Like most technologies in the electronics industry, there’s always the initial hype phase of the Gartner hype cycle, and chiplets are in that phase right now. The theory goes that chiplets herald a new era in which we’ll continue to be able to maintain Moore’s Law, using heterogenous architectures rather than a single monolithic IC to deliver the compute performance needed for modern compute needs without the cost of having to put everything in the most advanced process technologies.

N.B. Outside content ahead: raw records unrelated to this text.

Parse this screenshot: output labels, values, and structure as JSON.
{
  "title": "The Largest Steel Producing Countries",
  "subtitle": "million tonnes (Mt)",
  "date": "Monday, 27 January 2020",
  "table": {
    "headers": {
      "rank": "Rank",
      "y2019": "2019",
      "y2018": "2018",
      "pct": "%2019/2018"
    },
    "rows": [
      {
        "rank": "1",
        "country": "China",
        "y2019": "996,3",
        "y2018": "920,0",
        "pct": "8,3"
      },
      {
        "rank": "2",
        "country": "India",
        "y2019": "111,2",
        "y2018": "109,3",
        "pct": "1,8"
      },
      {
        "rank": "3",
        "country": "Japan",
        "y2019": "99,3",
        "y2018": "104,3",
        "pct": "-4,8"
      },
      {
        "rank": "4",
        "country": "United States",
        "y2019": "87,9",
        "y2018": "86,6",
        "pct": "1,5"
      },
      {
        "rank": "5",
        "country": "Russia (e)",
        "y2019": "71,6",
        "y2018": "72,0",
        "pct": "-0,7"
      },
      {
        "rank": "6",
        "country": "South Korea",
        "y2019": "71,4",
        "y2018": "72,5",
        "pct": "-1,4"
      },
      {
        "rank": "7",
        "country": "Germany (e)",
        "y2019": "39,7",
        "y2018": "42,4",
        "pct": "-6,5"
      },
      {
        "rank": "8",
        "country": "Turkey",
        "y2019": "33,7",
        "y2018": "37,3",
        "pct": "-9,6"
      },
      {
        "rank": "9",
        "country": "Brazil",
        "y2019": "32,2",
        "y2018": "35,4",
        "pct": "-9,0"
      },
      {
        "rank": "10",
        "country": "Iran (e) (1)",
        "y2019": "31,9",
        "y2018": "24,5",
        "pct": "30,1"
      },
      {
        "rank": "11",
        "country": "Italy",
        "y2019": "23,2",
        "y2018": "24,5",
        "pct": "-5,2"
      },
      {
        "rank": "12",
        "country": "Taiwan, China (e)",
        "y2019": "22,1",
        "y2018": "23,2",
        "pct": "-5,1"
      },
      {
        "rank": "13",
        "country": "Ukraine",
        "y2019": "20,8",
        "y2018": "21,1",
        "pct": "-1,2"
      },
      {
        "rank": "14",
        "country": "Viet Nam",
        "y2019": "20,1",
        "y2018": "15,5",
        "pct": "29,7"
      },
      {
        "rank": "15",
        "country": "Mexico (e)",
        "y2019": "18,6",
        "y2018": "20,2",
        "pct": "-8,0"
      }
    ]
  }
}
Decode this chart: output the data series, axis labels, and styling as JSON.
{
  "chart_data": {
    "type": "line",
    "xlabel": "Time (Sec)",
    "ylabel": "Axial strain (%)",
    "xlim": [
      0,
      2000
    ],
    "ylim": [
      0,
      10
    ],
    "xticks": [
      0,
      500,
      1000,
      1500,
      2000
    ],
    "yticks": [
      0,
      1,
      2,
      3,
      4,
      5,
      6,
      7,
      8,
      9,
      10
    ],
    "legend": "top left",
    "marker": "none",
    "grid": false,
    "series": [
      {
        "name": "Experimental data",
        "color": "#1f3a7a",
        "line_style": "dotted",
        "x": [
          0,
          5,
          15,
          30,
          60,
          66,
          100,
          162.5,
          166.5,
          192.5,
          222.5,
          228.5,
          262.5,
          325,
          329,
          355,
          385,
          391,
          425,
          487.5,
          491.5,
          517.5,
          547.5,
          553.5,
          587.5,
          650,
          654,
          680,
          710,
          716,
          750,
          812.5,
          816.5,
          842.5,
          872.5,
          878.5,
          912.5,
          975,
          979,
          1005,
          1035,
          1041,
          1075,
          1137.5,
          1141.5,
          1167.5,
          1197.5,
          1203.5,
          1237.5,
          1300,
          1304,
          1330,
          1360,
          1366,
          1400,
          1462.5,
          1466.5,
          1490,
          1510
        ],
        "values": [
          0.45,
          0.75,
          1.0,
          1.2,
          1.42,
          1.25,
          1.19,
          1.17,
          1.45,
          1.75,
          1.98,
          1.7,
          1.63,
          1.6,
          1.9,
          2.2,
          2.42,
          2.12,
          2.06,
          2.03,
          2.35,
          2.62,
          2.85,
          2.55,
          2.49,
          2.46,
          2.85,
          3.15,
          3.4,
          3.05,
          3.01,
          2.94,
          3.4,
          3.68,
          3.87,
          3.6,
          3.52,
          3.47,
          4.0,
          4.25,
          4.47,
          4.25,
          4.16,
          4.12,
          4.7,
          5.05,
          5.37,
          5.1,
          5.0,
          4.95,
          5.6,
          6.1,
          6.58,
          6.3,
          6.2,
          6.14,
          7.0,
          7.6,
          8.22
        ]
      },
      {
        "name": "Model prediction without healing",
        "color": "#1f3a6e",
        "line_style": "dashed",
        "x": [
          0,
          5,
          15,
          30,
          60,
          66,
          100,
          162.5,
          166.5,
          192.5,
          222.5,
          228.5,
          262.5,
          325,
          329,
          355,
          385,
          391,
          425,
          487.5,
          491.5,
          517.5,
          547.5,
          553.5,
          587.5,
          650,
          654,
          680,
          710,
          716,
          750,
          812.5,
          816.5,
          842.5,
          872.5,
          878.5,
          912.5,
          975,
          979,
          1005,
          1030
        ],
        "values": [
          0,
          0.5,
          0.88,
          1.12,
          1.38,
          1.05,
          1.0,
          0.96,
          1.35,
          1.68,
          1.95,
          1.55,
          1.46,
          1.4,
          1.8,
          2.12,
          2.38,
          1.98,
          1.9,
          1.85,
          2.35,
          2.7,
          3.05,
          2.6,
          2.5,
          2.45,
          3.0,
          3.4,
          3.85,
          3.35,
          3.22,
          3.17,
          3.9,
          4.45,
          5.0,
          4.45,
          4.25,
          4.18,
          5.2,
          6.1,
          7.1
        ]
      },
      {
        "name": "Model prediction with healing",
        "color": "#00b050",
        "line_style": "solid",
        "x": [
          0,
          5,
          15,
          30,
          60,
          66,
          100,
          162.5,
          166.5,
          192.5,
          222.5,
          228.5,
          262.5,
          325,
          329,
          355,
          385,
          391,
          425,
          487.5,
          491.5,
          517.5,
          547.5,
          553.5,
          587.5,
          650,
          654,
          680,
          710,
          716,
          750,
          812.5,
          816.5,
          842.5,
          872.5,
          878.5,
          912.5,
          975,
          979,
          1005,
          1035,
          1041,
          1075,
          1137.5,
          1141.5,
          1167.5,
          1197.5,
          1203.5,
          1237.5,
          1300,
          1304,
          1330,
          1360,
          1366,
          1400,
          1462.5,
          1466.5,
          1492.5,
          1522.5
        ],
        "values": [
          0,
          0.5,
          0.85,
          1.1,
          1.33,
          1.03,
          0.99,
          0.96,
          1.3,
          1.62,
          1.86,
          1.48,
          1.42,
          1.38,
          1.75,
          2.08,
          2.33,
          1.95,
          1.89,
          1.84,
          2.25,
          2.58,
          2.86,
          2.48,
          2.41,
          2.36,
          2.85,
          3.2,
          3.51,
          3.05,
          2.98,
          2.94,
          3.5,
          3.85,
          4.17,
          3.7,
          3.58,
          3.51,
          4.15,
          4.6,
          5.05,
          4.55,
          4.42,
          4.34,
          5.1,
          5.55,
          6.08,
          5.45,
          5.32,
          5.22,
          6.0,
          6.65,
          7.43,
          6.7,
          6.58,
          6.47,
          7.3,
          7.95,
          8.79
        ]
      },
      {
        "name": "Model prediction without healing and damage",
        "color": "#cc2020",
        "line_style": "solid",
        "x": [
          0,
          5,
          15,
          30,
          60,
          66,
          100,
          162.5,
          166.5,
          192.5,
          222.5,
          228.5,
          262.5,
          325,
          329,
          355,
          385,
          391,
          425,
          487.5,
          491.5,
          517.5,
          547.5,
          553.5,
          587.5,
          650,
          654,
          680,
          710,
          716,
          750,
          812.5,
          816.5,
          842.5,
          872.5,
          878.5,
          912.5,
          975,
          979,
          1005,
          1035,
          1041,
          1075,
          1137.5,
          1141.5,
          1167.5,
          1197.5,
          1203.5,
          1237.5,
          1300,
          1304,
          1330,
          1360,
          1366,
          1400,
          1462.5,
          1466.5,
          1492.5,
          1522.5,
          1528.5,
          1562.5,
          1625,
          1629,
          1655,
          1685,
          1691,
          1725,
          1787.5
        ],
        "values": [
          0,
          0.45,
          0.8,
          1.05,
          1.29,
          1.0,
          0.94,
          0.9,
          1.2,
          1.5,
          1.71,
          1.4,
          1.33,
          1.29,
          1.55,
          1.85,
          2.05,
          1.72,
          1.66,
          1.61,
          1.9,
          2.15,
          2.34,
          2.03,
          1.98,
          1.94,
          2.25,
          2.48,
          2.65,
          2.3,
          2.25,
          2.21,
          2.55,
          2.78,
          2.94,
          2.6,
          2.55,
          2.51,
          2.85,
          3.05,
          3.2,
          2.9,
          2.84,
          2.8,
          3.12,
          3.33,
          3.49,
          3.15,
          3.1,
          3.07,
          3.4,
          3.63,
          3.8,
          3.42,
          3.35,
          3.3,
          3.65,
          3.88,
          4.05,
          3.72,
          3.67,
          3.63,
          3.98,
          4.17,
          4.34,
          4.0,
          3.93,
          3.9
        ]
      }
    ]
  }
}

There’s plenty of momentum right now with news stories like Tenstorrent licensing three chiplet designs to Japan’s Leading-edge Semiconductor Technology Center (LSTC); to the MIT Technology Review listing chiplets as one of the ten breakthrough technologies of 2024, and its follow on report about the Chinese city of Wuxi’s ambition to become the Silicon Valley of chiplets due to its position as a key center for packaging. Then there was the second Chiplet Summit held in Santa Clara, CA, in February 2024 which covered topics ranging from advanced packaging methods, high-speed die-to-die interfaces, generative AI applications, to the open chiplet economy.

I highlighted at the beginning of 2024 that chiplets would be one of the three trends to look out for in 2024, and then there was Arm’s recent announcement of its chiplet system architecture initiative plus AMBA specification update – potentially being one of the catalysts encouraging rapid development of a chiplet economy that some observers are suggesting.